Jusqu'alors peu connu du grand public, le journal alternatif Fakir s'offre un splendide coup de pub en divulguant son opération de flibuste victorieuse contre la deuxième fortune française, Bernard Arnault. De l'extorsion de fonds ? Non point : de justes représailles...
Le patron de Fakir, François Ruffin, doit jubiler du bon tour qu'il joue à l'inflexible capitaine d'industrie, aussi jaloux de ses profits que de sa discrétion. Car avec son documentaire branquignolesque, tenant plus du carnet de notes potaches filmé que de l'investigation orthodoxe, non seulement il dresse un bilan de “l'action bienfaisante” du brillant milliardaire au sein des filatures de Nord-Picardie, mais surtout il donne des visages et des noms à ses victimes directes : les Klur, une famille d'ouvriers déclassés, promis à une misère noire.
Puisqu'Arnault a fabriqué sa fortune en pratiquant de-ci de-là des entorses à la vérité — prétendant que sa marque Kenzo fabriquait en France alors que les usines étaient délocalisées en Pologne, par exemple — et de grosses fractures à l'éthique (si ce n'est pas amoral d'entasser autant de fric par pure avidité, en laissant crever toute une région...), Ruffin use de ruses pour lui faire restituer une partie de son butin.
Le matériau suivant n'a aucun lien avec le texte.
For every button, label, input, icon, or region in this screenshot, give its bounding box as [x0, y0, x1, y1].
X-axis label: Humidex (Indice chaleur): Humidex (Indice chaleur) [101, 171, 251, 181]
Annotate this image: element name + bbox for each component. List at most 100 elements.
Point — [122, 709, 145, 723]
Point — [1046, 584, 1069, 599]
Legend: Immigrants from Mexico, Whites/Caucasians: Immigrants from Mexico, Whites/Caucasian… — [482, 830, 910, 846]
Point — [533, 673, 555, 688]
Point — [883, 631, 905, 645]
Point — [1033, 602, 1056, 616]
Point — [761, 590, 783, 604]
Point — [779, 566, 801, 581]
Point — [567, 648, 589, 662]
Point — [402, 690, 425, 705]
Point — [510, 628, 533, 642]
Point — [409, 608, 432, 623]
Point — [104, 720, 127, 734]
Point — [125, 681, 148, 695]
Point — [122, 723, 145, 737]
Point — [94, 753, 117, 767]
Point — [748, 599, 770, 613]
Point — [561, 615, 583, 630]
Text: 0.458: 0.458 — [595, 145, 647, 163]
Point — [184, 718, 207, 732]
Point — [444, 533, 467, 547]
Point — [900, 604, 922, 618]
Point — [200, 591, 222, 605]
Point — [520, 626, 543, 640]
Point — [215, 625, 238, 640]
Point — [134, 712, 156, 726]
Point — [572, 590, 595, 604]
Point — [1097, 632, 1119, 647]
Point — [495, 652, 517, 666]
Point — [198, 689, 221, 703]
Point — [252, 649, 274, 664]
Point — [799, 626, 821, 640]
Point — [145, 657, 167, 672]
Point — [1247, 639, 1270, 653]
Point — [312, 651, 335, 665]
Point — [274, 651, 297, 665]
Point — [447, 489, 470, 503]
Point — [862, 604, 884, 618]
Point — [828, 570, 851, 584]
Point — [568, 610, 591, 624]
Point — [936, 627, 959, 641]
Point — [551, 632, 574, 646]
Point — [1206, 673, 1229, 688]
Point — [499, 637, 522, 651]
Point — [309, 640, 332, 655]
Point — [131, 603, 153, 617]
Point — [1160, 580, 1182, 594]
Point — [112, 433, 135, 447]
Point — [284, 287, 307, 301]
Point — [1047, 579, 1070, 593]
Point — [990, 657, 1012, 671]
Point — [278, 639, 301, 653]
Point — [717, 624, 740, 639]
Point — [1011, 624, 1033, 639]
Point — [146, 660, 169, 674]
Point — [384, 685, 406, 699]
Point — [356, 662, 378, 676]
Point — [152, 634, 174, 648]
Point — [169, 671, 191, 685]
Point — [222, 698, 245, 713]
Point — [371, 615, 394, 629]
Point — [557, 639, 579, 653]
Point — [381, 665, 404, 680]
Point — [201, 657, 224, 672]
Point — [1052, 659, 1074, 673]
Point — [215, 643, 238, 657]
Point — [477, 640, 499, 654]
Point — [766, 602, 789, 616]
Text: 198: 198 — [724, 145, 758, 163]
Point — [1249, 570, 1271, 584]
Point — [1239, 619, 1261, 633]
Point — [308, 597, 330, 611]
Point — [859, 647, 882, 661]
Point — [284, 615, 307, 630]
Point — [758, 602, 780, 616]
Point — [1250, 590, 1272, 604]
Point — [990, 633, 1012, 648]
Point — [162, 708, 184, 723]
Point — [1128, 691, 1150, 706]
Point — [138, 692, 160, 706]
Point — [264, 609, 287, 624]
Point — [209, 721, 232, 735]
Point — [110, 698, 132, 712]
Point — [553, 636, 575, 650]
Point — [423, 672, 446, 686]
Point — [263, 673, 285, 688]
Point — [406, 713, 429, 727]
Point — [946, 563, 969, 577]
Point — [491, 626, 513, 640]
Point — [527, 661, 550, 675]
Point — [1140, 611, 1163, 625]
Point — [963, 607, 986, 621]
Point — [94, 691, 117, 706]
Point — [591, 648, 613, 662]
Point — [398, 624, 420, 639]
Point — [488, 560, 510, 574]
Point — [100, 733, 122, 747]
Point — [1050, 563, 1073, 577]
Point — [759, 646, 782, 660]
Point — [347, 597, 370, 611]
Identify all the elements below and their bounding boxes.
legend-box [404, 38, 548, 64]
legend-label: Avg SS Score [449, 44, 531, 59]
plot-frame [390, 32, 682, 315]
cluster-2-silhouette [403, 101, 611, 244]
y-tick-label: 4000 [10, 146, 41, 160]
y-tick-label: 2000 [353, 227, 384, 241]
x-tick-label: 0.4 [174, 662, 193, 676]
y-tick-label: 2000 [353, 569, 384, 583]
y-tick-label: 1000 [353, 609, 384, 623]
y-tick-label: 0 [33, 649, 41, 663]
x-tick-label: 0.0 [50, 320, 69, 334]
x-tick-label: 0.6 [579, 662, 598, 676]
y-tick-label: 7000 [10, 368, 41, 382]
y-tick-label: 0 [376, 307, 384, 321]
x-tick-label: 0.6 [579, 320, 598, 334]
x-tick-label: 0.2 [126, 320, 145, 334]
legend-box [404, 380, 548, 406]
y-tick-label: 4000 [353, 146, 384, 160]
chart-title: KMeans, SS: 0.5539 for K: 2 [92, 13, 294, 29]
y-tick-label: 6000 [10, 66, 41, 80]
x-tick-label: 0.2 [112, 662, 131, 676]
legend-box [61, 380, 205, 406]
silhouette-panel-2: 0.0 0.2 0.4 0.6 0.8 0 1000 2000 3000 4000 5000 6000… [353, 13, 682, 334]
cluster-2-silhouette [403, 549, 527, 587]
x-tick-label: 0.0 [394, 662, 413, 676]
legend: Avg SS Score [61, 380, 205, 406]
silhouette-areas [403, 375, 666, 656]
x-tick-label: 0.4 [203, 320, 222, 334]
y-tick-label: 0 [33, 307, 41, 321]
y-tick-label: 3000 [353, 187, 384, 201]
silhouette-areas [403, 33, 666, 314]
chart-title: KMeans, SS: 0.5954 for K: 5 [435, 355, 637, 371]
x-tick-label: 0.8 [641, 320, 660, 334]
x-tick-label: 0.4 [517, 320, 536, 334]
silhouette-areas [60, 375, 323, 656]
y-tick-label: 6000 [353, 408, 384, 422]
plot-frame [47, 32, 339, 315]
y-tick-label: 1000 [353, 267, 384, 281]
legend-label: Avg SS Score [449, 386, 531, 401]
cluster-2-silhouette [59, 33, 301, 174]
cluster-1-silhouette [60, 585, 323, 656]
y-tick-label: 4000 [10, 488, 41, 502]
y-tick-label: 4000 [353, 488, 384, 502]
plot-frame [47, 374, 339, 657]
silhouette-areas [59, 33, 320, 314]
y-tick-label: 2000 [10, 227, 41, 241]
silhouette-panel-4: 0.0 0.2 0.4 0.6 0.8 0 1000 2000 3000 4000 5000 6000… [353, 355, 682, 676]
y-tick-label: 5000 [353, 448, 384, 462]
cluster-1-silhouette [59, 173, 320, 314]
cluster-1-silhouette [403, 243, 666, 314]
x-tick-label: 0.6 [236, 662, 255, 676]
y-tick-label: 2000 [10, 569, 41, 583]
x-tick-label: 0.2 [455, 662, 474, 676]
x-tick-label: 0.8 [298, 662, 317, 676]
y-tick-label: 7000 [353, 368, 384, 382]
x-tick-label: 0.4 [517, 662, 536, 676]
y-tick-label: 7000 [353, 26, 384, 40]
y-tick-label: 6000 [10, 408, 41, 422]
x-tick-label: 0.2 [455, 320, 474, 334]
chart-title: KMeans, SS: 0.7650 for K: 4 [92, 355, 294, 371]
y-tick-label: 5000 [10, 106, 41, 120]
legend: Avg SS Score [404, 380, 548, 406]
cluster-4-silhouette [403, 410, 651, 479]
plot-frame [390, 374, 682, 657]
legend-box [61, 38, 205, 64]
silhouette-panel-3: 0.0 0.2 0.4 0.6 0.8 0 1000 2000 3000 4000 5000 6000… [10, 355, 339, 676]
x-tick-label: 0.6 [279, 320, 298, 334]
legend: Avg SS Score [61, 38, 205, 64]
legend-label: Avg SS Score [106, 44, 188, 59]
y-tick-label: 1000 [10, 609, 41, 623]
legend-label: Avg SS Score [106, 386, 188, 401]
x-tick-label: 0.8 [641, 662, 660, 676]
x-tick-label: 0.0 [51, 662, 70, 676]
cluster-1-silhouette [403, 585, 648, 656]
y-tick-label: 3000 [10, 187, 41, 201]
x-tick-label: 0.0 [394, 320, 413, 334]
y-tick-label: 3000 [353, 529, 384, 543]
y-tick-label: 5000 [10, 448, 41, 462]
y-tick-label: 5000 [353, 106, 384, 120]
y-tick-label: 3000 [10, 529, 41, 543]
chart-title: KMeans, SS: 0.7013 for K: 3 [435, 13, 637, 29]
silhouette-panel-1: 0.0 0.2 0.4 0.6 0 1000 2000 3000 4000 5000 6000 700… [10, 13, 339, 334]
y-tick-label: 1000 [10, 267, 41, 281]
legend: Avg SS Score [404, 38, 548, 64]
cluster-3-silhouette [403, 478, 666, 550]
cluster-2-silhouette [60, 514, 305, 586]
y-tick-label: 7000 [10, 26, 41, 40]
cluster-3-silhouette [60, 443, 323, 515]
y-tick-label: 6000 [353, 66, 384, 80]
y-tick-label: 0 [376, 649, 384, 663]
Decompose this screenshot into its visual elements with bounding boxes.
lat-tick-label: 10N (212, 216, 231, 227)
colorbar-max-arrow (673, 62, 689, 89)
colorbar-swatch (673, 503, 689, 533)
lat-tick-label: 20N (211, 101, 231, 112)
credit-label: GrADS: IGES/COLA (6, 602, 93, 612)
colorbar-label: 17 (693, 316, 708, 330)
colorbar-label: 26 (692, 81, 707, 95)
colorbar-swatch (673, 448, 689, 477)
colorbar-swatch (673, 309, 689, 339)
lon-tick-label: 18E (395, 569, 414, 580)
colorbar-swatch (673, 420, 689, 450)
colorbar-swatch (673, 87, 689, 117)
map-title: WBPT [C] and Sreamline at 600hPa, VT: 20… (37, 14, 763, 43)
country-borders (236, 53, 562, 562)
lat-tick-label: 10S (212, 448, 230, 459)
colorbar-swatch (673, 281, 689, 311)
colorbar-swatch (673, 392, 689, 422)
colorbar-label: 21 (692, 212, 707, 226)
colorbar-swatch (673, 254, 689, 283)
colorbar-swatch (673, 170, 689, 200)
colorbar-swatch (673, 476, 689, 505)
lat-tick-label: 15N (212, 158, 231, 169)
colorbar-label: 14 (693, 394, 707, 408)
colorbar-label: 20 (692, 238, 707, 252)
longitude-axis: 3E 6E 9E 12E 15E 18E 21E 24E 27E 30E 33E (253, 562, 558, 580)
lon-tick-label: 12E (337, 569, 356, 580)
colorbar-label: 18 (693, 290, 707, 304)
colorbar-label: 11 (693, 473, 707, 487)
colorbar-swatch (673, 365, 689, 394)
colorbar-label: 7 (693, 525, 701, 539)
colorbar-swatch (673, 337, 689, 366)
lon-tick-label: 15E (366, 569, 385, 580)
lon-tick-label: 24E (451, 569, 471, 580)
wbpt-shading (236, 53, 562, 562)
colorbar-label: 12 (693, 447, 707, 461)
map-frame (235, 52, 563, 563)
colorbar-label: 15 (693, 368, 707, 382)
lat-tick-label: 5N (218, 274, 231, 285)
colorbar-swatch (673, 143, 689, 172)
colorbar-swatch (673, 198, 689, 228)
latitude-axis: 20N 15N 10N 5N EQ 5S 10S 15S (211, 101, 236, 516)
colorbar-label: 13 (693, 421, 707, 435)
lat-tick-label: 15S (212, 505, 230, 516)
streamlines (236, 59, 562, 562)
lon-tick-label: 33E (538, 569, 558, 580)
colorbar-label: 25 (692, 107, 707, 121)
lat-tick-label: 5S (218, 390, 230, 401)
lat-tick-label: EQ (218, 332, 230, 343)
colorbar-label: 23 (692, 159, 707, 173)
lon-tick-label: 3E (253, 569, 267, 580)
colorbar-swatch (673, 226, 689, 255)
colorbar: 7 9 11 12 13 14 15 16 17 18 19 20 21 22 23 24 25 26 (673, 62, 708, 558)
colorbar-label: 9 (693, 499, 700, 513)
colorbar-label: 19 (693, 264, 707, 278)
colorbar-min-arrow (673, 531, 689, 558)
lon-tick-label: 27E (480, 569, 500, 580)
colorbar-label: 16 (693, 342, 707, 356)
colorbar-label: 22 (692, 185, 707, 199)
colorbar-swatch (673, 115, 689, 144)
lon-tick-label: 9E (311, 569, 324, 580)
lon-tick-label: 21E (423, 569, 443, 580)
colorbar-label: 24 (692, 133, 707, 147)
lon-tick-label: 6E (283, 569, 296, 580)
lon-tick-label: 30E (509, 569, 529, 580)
Ses armes principales étant la menace de bruit médiatique et son air de crétin inoffensif, parfait pour tourner en ridicule un hyper-patron.
Comment se payer sur la bête
Avec son allure d'étudiant attardé, promenant son équanimité et sa fausse ingénuité des usines sinistrées aux coulisses des AG du groupe de Bernard Arnault, Ruffin n'est pas sans rappeler le documentariste Pierre Carles (Pas vu, pas pris). Il possède la même dérision pince-sans-rire, une obstination comparable et cette incomparable faculté de piéger ses interlocuteurs — lesquels, aveuglés par leur cynisme et leur suffisance, ne voient en lui qu'une mouche du coche, voire un ahuri de seconde zone.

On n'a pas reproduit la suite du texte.